Posted by Dennis Connelly on Sun, Nov 17, 2013 @ 09:11 AM

LuxuryStore Mall 250pxJust yesterday, I was walking through the Time Warner building at Columbus Circle in New York with my son. After getting our free chocolate truffle from the Godiva store, we stumbled into a famous luxury goods store while we enjoyed our little confections. I should note that if you like chocolate, the Godiva membership is one of the few that gives away something for nothing. One need only wait until the calendar changes to the next month to get your yummy treat. You don’t need points; you don’t need to buy ten to get one; you don’t need to spend a nickel – ever. You just show up and get your free truffle. 

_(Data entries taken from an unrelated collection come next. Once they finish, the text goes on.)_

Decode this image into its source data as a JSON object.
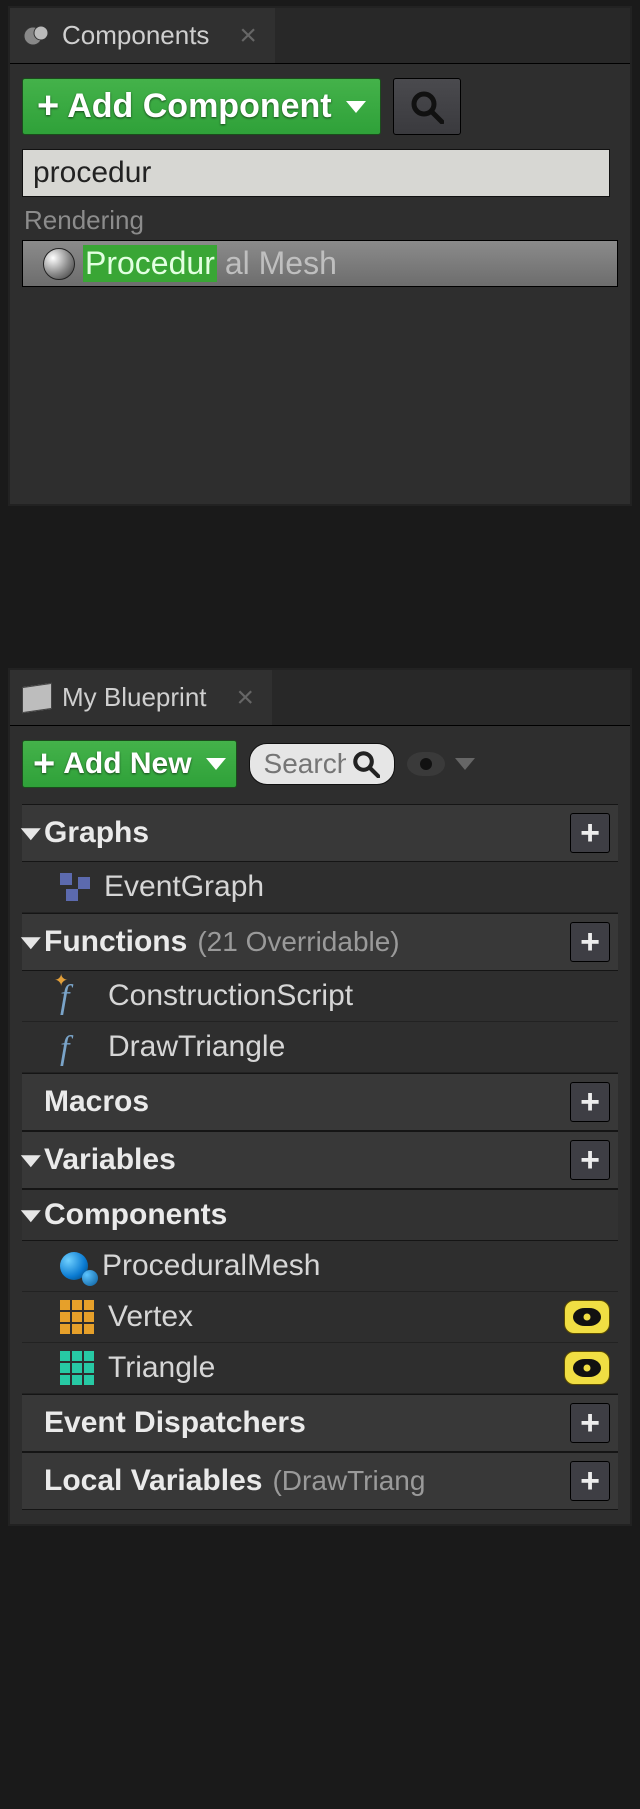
{
  "components_panel": {
    "tab_label": "Components",
    "add_component_label": "Add Component",
    "search_value": "procedur",
    "result_category": "Rendering",
    "result_highlight": "Procedur",
    "result_rest": "al Mesh"
  },
  "blueprint_panel": {
    "tab_label": "My Blueprint",
    "add_new_label": "Add New",
    "search_placeholder": "Search",
    "sections": {
      "graphs": {
        "title": "Graphs"
      },
      "functions": {
        "title": "Functions",
        "subtitle": "(21 Overridable)"
      },
      "macros": {
        "title": "Macros"
      },
      "variables": {
        "title": "Variables"
      },
      "components": {
        "title": "Components"
      },
      "event_dispatchers": {
        "title": "Event Dispatchers"
      },
      "local_variables": {
        "title": "Local Variables",
        "subtitle": "(DrawTriang"
      }
    },
    "items": {
      "event_graph": "EventGraph",
      "construction_script": "ConstructionScript",
      "draw_triangle": "DrawTriangle",
      "procedural_mesh": "ProceduralMesh",
      "vertex": "Vertex",
      "triangle": "Triangle"
    }
  }
}
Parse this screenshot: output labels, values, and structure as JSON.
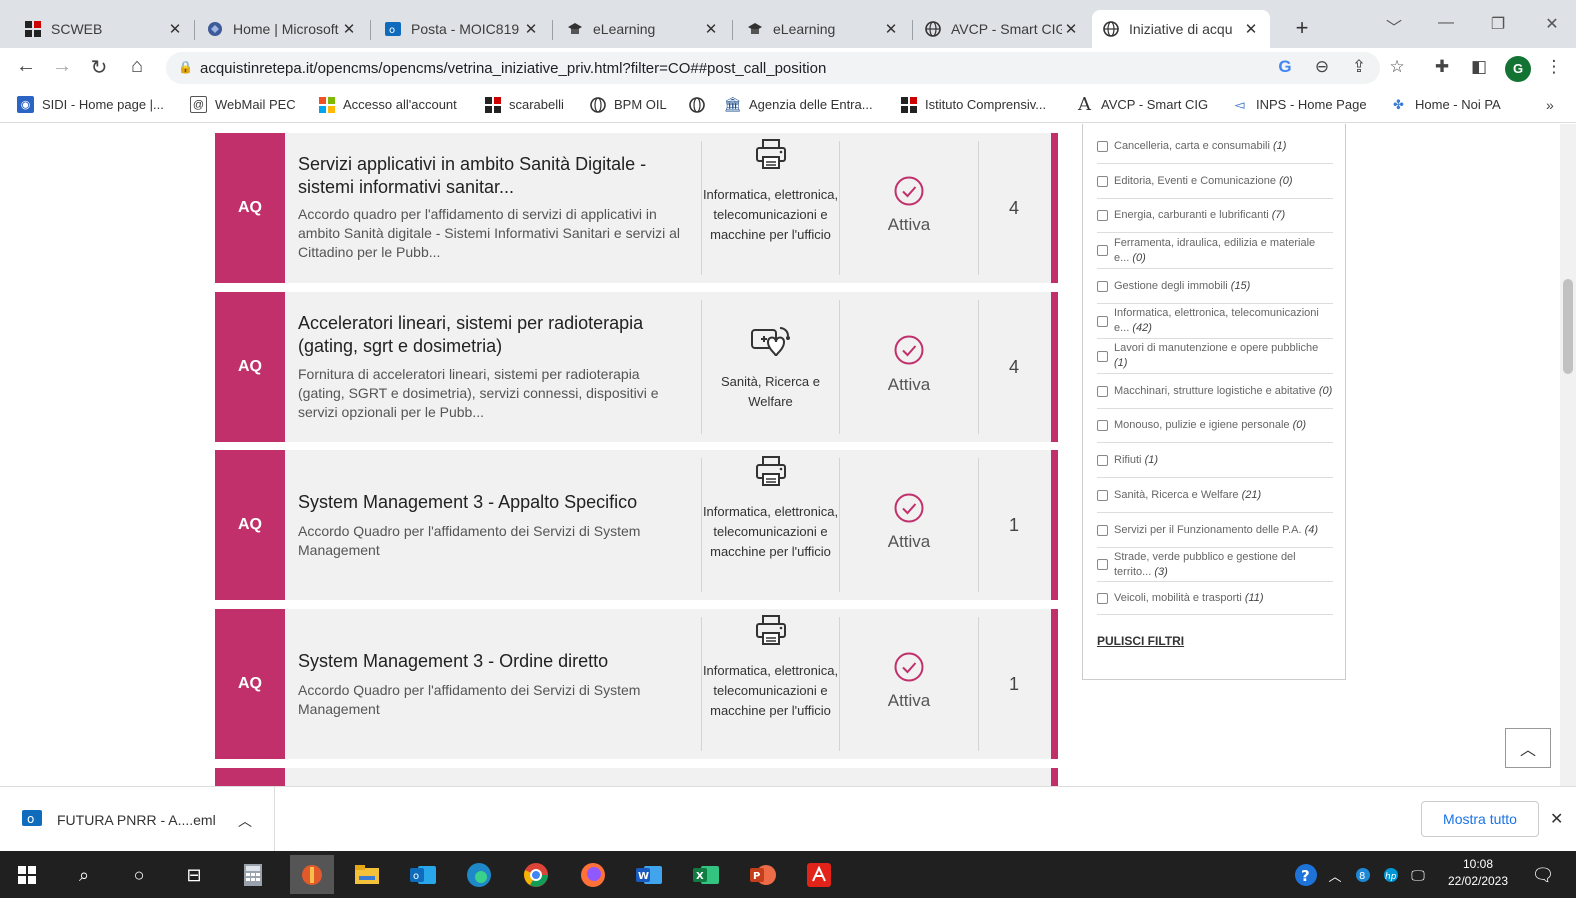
{
  "browser": {
    "tabs": [
      {
        "title": "SCWEB",
        "icon": "scweb-icon",
        "active": false
      },
      {
        "title": "Home | Microsoft",
        "icon": "microsoft-office-icon",
        "active": false
      },
      {
        "title": "Posta - MOIC819",
        "icon": "outlook-icon",
        "active": false
      },
      {
        "title": "eLearning",
        "icon": "elearning-icon",
        "active": false
      },
      {
        "title": "eLearning",
        "icon": "elearning-icon",
        "active": false
      },
      {
        "title": "AVCP - Smart CIG",
        "icon": "globe-icon",
        "active": false
      },
      {
        "title": "Iniziative di acqu",
        "icon": "globe-icon",
        "active": true
      }
    ],
    "url": "acquistinretepa.it/opencms/opencms/vetrina_iniziative_priv.html?filter=CO##post_call_position",
    "profile_initial": "G",
    "bookmarks": [
      {
        "label": "SIDI - Home page |...",
        "icon": "sidi-icon"
      },
      {
        "label": "WebMail PEC",
        "icon": "webmail-icon"
      },
      {
        "label": "Accesso all'account",
        "icon": "microsoft-icon"
      },
      {
        "label": "scarabelli",
        "icon": "scarabelli-icon"
      },
      {
        "label": "BPM OIL",
        "icon": "globe-icon"
      },
      {
        "label": "",
        "icon": "globe-icon"
      },
      {
        "label": "Agenzia delle Entra...",
        "icon": "agenzia-icon"
      },
      {
        "label": "Istituto Comprensiv...",
        "icon": "istituto-icon"
      },
      {
        "label": "AVCP - Smart CIG",
        "icon": "avcp-icon"
      },
      {
        "label": "INPS - Home Page",
        "icon": "inps-icon"
      },
      {
        "label": "Home - Noi PA",
        "icon": "noipa-icon"
      }
    ]
  },
  "initiatives": [
    {
      "badge": "AQ",
      "title": "Servizi applicativi in ambito Sanità Digitale - sistemi informativi sanitar...",
      "description": "Accordo quadro per l'affidamento di servizi di applicativi in ambito Sanità digitale - Sistemi Informativi Sanitari e servizi al Cittadino per le Pubb...",
      "category": "Informatica, elettronica, telecomunicazioni e macchine per l'ufficio",
      "category_icon": "printer-icon",
      "status": "Attiva",
      "count": "4"
    },
    {
      "badge": "AQ",
      "title": "Acceleratori lineari, sistemi per radioterapia (gating, sgrt e dosimetria)",
      "description": "Fornitura di acceleratori lineari, sistemi per radioterapia (gating, SGRT e dosimetria), servizi connessi, dispositivi e servizi opzionali per le Pubb...",
      "category": "Sanità, Ricerca e Welfare",
      "category_icon": "health-icon",
      "status": "Attiva",
      "count": "4"
    },
    {
      "badge": "AQ",
      "title": "System Management 3 - Appalto Specifico",
      "description": "Accordo Quadro per l'affidamento dei Servizi di System Management",
      "category": "Informatica, elettronica, telecomunicazioni e macchine per l'ufficio",
      "category_icon": "printer-icon",
      "status": "Attiva",
      "count": "1"
    },
    {
      "badge": "AQ",
      "title": "System Management 3 - Ordine diretto",
      "description": "Accordo Quadro per l'affidamento dei Servizi di System Management",
      "category": "Informatica, elettronica, telecomunicazioni e macchine per l'ufficio",
      "category_icon": "printer-icon",
      "status": "Attiva",
      "count": "1"
    }
  ],
  "filters": {
    "items": [
      {
        "label": "Cancelleria, carta e consumabili",
        "count": "(1)"
      },
      {
        "label": "Editoria, Eventi e Comunicazione",
        "count": "(0)"
      },
      {
        "label": "Energia, carburanti e lubrificanti",
        "count": "(7)"
      },
      {
        "label": "Ferramenta, idraulica, edilizia e materiale e...",
        "count": "(0)"
      },
      {
        "label": "Gestione degli immobili",
        "count": "(15)"
      },
      {
        "label": "Informatica, elettronica, telecomunicazioni e...",
        "count": "(42)"
      },
      {
        "label": "Lavori di manutenzione e opere pubbliche",
        "count": "(1)"
      },
      {
        "label": "Macchinari, strutture logistiche e abitative",
        "count": "(0)"
      },
      {
        "label": "Monouso, pulizie e igiene personale",
        "count": "(0)"
      },
      {
        "label": "Rifiuti",
        "count": "(1)"
      },
      {
        "label": "Sanità, Ricerca e Welfare",
        "count": "(21)"
      },
      {
        "label": "Servizi per il Funzionamento delle P.A.",
        "count": "(4)"
      },
      {
        "label": "Strade, verde pubblico e gestione del territo...",
        "count": "(3)"
      },
      {
        "label": "Veicoli, mobilità e trasporti",
        "count": "(11)"
      }
    ],
    "clear_label": "PULISCI FILTRI"
  },
  "downloads": {
    "file": "FUTURA PNRR - A....eml",
    "show_all": "Mostra tutto"
  },
  "taskbar": {
    "time": "10:08",
    "date": "22/02/2023"
  },
  "colors": {
    "accent": "#c1306b",
    "card_bg": "#f1f1f1"
  }
}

This isn’t a marketing blog but there’s something there worth noting. I know Godiva fully expects that I’ll buy stuff along the way. But that’s beside the point. While other companies work to build “relationships” with their customers with all kinds of strings, caveats, and quid pro quos, Godiva is acting more like a friend. “Here, have one. I ask for nothing from you.” Seth Godin writes copiously about this kind of behavior toward customers becoming increasingly important in a noisy, information-rich world of companies desperate for your narrowing spans of attention. And Frank Belzer, whose new book Sales Shift is in the running for Top Sales World "Top Sales & Marketing Book" of the year. Vote here.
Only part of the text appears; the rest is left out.